Alternative to bridge

calico

Instead of connecting all the pods on the same node to a bridge, calico connects the other end of the veth link (cali*) to the host, and same-node communication is routed by the host route table. The pods are configured to send all traffic to the host by the following route table configuration:

default via 169.254.1.1 dev eth0 
169.254.1.1 dev eth0 scope link

You might be wondering, oh, what is the magical 169.254.1.1? It turns out that there is no such address on the host. Instead, we set the proxy_arp option for the cali* interfaces to be 1 by setting the following kernel parameters:

net.ipv4.conf.cali1001.proxy_arp = 1
net.ipv4.conf.cali1002.proxy_arp = 1

With the proxy_arp option, the host will answer ARP requests from the pods. For example, say frontend-1 wants to send a packet to backend-1. The destination IP address of the packet is 192.168.1.11, so it matches the default rule. As a result, frontend-1 first asks for the MAC address of 169.254.1.1 since it’s the default gateway. The host will answer, “Oh, I am 169.254.1.1, send the packet to me!” because it has proxy_arp set for the interface cali1001, even though it doesn’t know where 169.254.1.1 is. As a result, frontend-1 sends the packet to the host. The host then routes the packet to backend-2 according to the routing rule 192.168.1.11 dev cali1002.

The cali* rules send incoming packets to the destination pods directly, without going through any bridge. What is important here is the blackhole rule, which drops all the packets destining a non-existing pod. Without the blackhole rule, the packets will be sent back to the outside of the host because they match the default rule.

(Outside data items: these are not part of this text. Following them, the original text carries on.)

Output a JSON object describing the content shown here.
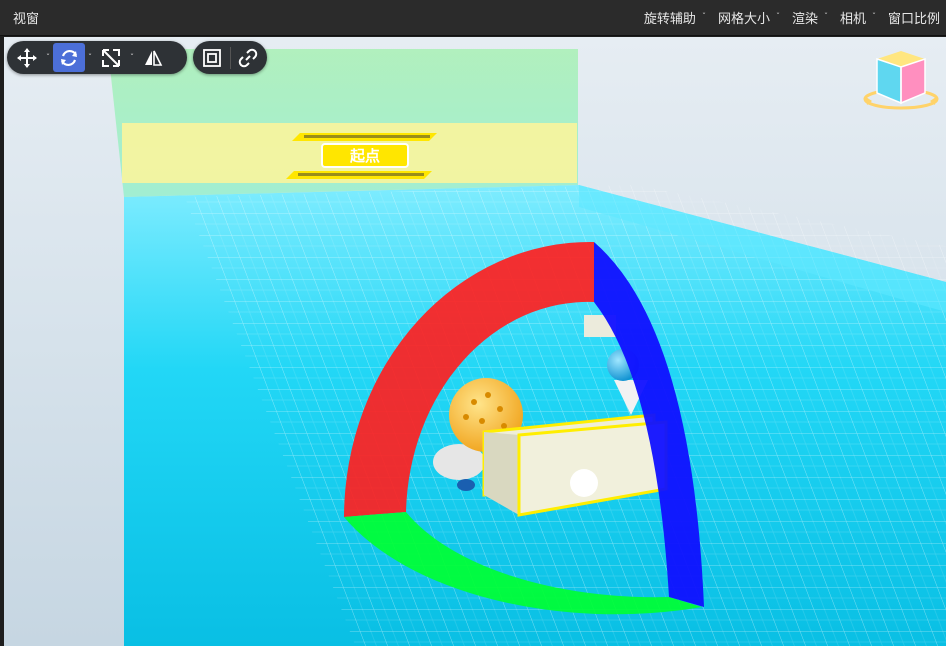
{
  "window": {
    "title": "视窗"
  },
  "menus": [
    {
      "label": "旋转辅助"
    },
    {
      "label": "网格大小"
    },
    {
      "label": "渲染"
    },
    {
      "label": "相机"
    },
    {
      "label": "窗口比例"
    }
  ],
  "toolbar": {
    "tools": [
      {
        "name": "move-tool",
        "icon": "move-icon",
        "active": false
      },
      {
        "name": "rotate-tool",
        "icon": "rotate-icon",
        "active": true
      },
      {
        "name": "scale-tool",
        "icon": "scale-icon",
        "active": false
      },
      {
        "name": "mirror-tool",
        "icon": "mirror-icon",
        "active": false
      },
      {
        "name": "focus-tool",
        "icon": "focus-icon",
        "active": false
      },
      {
        "name": "link-tool",
        "icon": "link-icon",
        "active": false
      }
    ]
  },
  "scene": {
    "banner_text": "起点",
    "gizmo_colors": {
      "x": "#ff2020",
      "y": "#00ff33",
      "z": "#1010ff"
    },
    "floor_color": "#00d8f0",
    "selection_color": "#ffee00"
  },
  "view_cube": {
    "icon": "view-cube-icon"
  }
}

This is how Calico replaces the bridge. The bridge’s functionality is implemented by a magical IP address, the proxy_arp configuration, and the 192.168.1.* dev cali* routing rules in the host network. There will be m cali* interfaces and their m corresponding routing rules if m pods run on a node, plus a blackhole rule. The overhead related to the Linux bridge is eliminated by removing the bridge, so we get better performance. Calico also makes use of those cali* interfaces to implement network policies, like “a pod running a frontend server cannot access a pod running a database”.

Cross-nodes pods networking

The tunl0 interface is a tunnel device. If you send a packet to tunl0 with the gateway address set as the IP address of the destination node, the packet will be tunneled to the destination. For example, if frontend-1 sends a packet to backend-2, the packet will be routed to tunl0 by the routing rule 192.168.2.0/24 via 172.16.94.12 dev tunl0 onlink. tunl0 then sends the packet to 172.16.94.12, the gateway address of the packet. On node2, the rule 192.168.2.10 dev cali2001 routes the packet to backend-2. Just like the switched network configuration, for a cluster with n nodes, each node has n-1 outgoing rules for all of its neighbors.

The parameter onlink is crucial. When there is no onlink, the gateway has to be in the same network as the host, which means node1 and node2 have to be switched together. When onlink is set, the host will pretend that the gateway is in the same network, even though they might be several routers away. You can see a discussion here.

Calico differs from Flannel in how it encapsulates the packets. Instead of UDP encapsulation, Calico uses IPIP encapsulation, which means the inner IP packets from pods to pods are packed inside outer IP packets from nodes to nodes. By removing UDP, Calico achieves lower overhead and higher performance.

Conclusion

The table summarizes the pros and cons of different networking configurations.

Configuration Pro Con
switched network simple only for small clusters
kubenet simple only for small or medium clusters running on cloud providers
Flannel simple performance not good enough
Calico good performance and sophisticated network policies not so simple

We should remember that whichever configuration we choose, the goal is the same: Pods should communicate with each other without NAT.